Stock Futures Tick Up Ahead of Data-Light Day
Stock futures inched up on Friday a day after the Dow Jones Industrial Average closed above 16,000 for the first time.
It's a data-light day, with only a couple of Federal Reserve speeches on tap.
Futures for the Dow Jones Industrial Average rose 14 points to 15989, while those for the S&P 500 index rose 0.3 point to 1795. Futures for the Nasdaq 100 index rose 3 points to 3403.50.
The data calendar is devoid of major events, with September job openings expected at 10 a.m. EST. Kansas City Fed President Esther George will speak on "the Financial Reconstruction of Europe" at a conference at the Bank of France at 8:40 a.m. EST. George is a voting member of the Fed's policy-making panel this year.
Fed Gov. Daniel Tarullo's speech on shadow banking at the Americans for Financial Reform and Economic Policy Institute Conference is tapped for at 12:15 p.m. EST.
More broadly, investors are keen to see how much further stocks can push past or hold onto key psychological levels with the weekend, and a shortened holiday week to come ahead.
The Dow industrials pushed to a record close above 16000 on Thursday, lifted by better-than-expected weekly jobless claims and easing jitters over the Federal Reserve's potential to taper its bond-buying program.
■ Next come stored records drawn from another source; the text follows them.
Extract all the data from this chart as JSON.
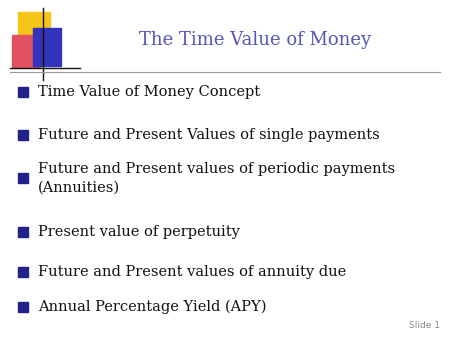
{
  "title": "The Time Value of Money",
  "title_color": "#5555bb",
  "title_fontsize": 13,
  "bullet_items": [
    "Time Value of Money Concept",
    "Future and Present Values of single payments",
    "Future and Present values of periodic payments\n(Annuities)",
    "Present value of perpetuity",
    "Future and Present values of annuity due",
    "Annual Percentage Yield (APY)"
  ],
  "bullet_color": "#111111",
  "bullet_fontsize": 10.5,
  "bullet_marker_color": "#222288",
  "background_color": "#ffffff",
  "slide_label": "Slide 1",
  "slide_label_color": "#888888",
  "slide_label_fontsize": 6.5,
  "line_color": "#999999",
  "logo_yellow_color": "#f5c518",
  "logo_red_color": "#e05060",
  "logo_blue_color": "#3333bb"
}
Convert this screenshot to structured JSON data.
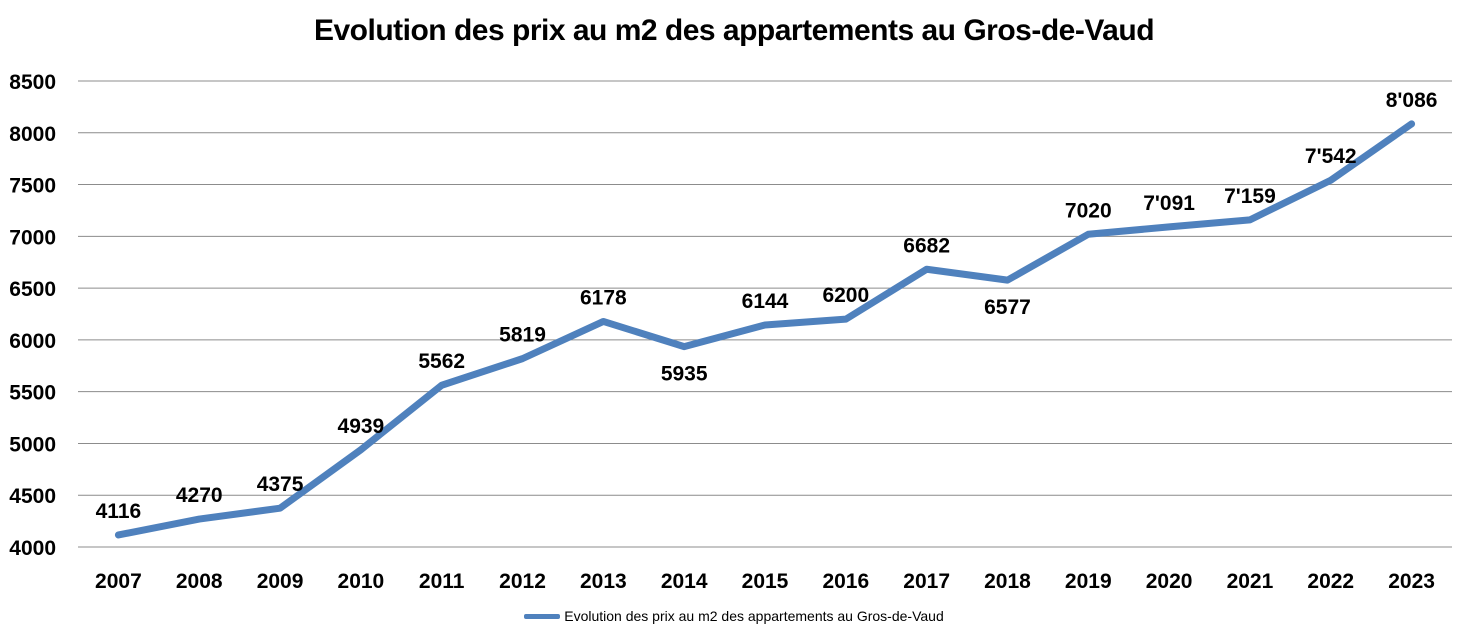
{
  "chart_data": {
    "type": "line",
    "title": "Evolution des prix au m2 des appartements au Gros-de-Vaud",
    "xlabel": "",
    "ylabel": "",
    "categories": [
      "2007",
      "2008",
      "2009",
      "2010",
      "2011",
      "2012",
      "2013",
      "2014",
      "2015",
      "2016",
      "2017",
      "2018",
      "2019",
      "2020",
      "2021",
      "2022",
      "2023"
    ],
    "series": [
      {
        "name": "Evolution des prix au m2 des appartements au Gros-de-Vaud",
        "values": [
          4116,
          4270,
          4375,
          4939,
          5562,
          5819,
          6178,
          5935,
          6144,
          6200,
          6682,
          6577,
          7020,
          7091,
          7159,
          7542,
          8086
        ],
        "labels": [
          "4116",
          "4270",
          "4375",
          "4939",
          "5562",
          "5819",
          "6178",
          "5935",
          "6144",
          "6200",
          "6682",
          "6577",
          "7020",
          "7'091",
          "7'159",
          "7'542",
          "8'086"
        ],
        "label_positions": [
          "above",
          "above",
          "above",
          "above",
          "above",
          "above",
          "above",
          "below",
          "above",
          "above",
          "above",
          "below",
          "above",
          "above",
          "above",
          "above",
          "above"
        ],
        "color": "#4F81BD"
      }
    ],
    "ylim": [
      4000,
      8500
    ],
    "yticks": [
      "4000",
      "4500",
      "5000",
      "5500",
      "6000",
      "6500",
      "7000",
      "7500",
      "8000",
      "8500"
    ],
    "grid": true,
    "legend_position": "bottom"
  }
}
It was its 40th record close of 2013.
The S&P 500 on Thursday closed just shy of its own milestone level of 1800. Analysts at Monex Capital Markets said there seems to be some cynicism as to whether this is now where stocks truly start looking overblown."
"Even with USD/JPY trading above 101, the Nikkei is struggling to make much more headway and as we move towards the end of the month--plus that Thanksgiving break in the U.S.--the temptation for many could well be to start booking some profits," the analysts said in emailed comments.
"Clearly no one will want to get caught on the wrong side of any reversion and whilst it would seem incredibly unlikely that the Fed will commence QE tapering this side of Christmas, this arguably remains the key catalyst for a sell-off."
Stephen J. Guilfoyle, chief economist at sarge986.com, noted in his closing that Thursday's "trading volume was just as unconvincing as it has been all week. It just seems to me that this three day rather 'sheepish' sell-off was simply a necessary pause, and the chart has gone about repairing the two year plus trend line.... Maybe the line bends here or there, but the trajectory feels like it continues."
Among individual stocks, Pandora Media Inc. (P) could come under pressure after the Internet radio company said it swung to a third-quarter loss in results late Thursday.
Marvell Technology Group Ltd. (MRVL) could gain in premarket after its third-quarter adjusted earnings shot above analysts expectations, in results released late Thursday.
Gap Inc. (GPS) late Thursday said its third-quarter profit grew 9.4% and disclosed a new $1 billion share-repurchase program. Those shares came under pressure in late trading.
The Dow run appeared to underpin Asian markets, though Europe wobbled despite an upbeat German Ifo survey.
In other markets, gold was a shade weaker along with crude oil. The dollar trended lower.